PopGap #03: Blank Generation (1980)

Written by dorrk
17 March 2015

Punk Movies: #08 of 21

There was an hour-long concert movie titled The Blank Generation in 1976 featuring several notable acts from the New York Punk scene, including Richard Hell and the Voidoids, whose song supplied the title. That movie had the right idea. This 1980 drama starring Hell makes the great mistake of relegating his music to the background, and then getting everything else wrong.

For some reason that can never be rationalized, Blank Generation is primarily about a French journalist (Carole Bouquet) and her love life. On assignment in NYC, she interviews a rising punk singer (Hell), flirts with him, and then he unrapes* her. Now a couple, they argue about going to the beach, so she steals his car. Obsessed with her, he becomes disillusioned with music, driving her into the arms of her rich ex-lover, and by this time I had lost all interest in what was happening. I probably made that sound better than it is.

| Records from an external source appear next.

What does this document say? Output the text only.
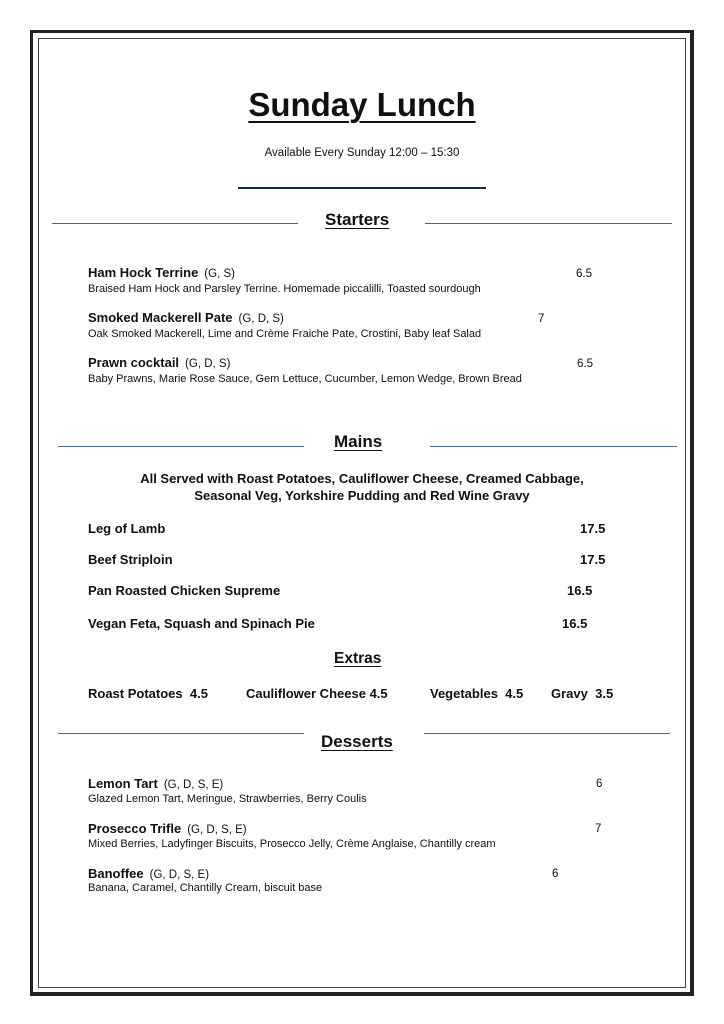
Sunday Lunch
Available Every Sunday 12:00 – 15:30
Starters
Ham Hock Terrine (G, S)	6.5
Braised Ham Hock and Parsley Terrine. Homemade piccalilli, Toasted sourdough
Smoked Mackerell Pate (G, D, S)	7
Oak Smoked Mackerell, Lime and Crème Fraiche Pate, Crostini, Baby leaf Salad
Prawn cocktail (G, D, S)	6.5
Baby Prawns, Marie Rose Sauce, Gem Lettuce, Cucumber, Lemon Wedge, Brown Bread
Mains
All Served with Roast Potatoes, Cauliflower Cheese, Creamed Cabbage,
Seasonal Veg, Yorkshire Pudding and Red Wine Gravy
Leg of Lamb	17.5
Beef Striploin	17.5
Pan Roasted Chicken Supreme	16.5
Vegan Feta, Squash and Spinach Pie	16.5
Extras
Roast Potatoes 4.5	Cauliflower Cheese 4.5	Vegetables 4.5 Gravy 3.5
Desserts
Lemon Tart (G, D, S, E)	6
Glazed Lemon Tart, Meringue, Strawberries, Berry Coulis
Prosecco Trifle (G, D, S, E)	7
Mixed Berries, Ladyfinger Biscuits, Prosecco Jelly, Crème Anglaise, Chantilly cream
Banoffee (G, D, S, E)	6
Banana, Caramel, Chantilly Cream, biscuit base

Save for the few scenes showing Hell on stage performing, this movie is a snooze.

Director Ulli Lommel's career has been, primarily, a parade of low-rated creeps-only horror (the last decade or so seems to consist of real-life serial killer pics), and if any cast of characters has ever cried out for the injection of senseless violence, it's this collection of vapid, zombie-like nobodies searching for a script. It's almost hard to believe that a movie starring Hell, set in late-70s New York in and around CBGBs, and with an appearance by Andy Warhol, could be so boring, but Lommel brings it all down below his usual level.

Hell is charismatic, and the music sequences show off his appeal, but he's not much of an actor (we'll see how this pans out with two more Hell movies coming up later this month), and often resorts to bulging crazy eyes that make him resemble a Fred Armisen character. In an interview with Destroy All Movies: the Complete Guide to Punks on Film, Hell admits that the movie is a nonsensical mess and he mailed-in most of his performance. Bouquet is pretty, but lifeless, and nowhere near capable of carrying a movie with no purpose using her charm alone.

Blank Generation is not a good movie, but worth a look for Hell/NYC punk fans just as a curiosity, but don't expect much.

*Unrape is the trope, very common to movies of the 1970s, in which a woman is forced to have sex and, during the act, begins to enjoy it.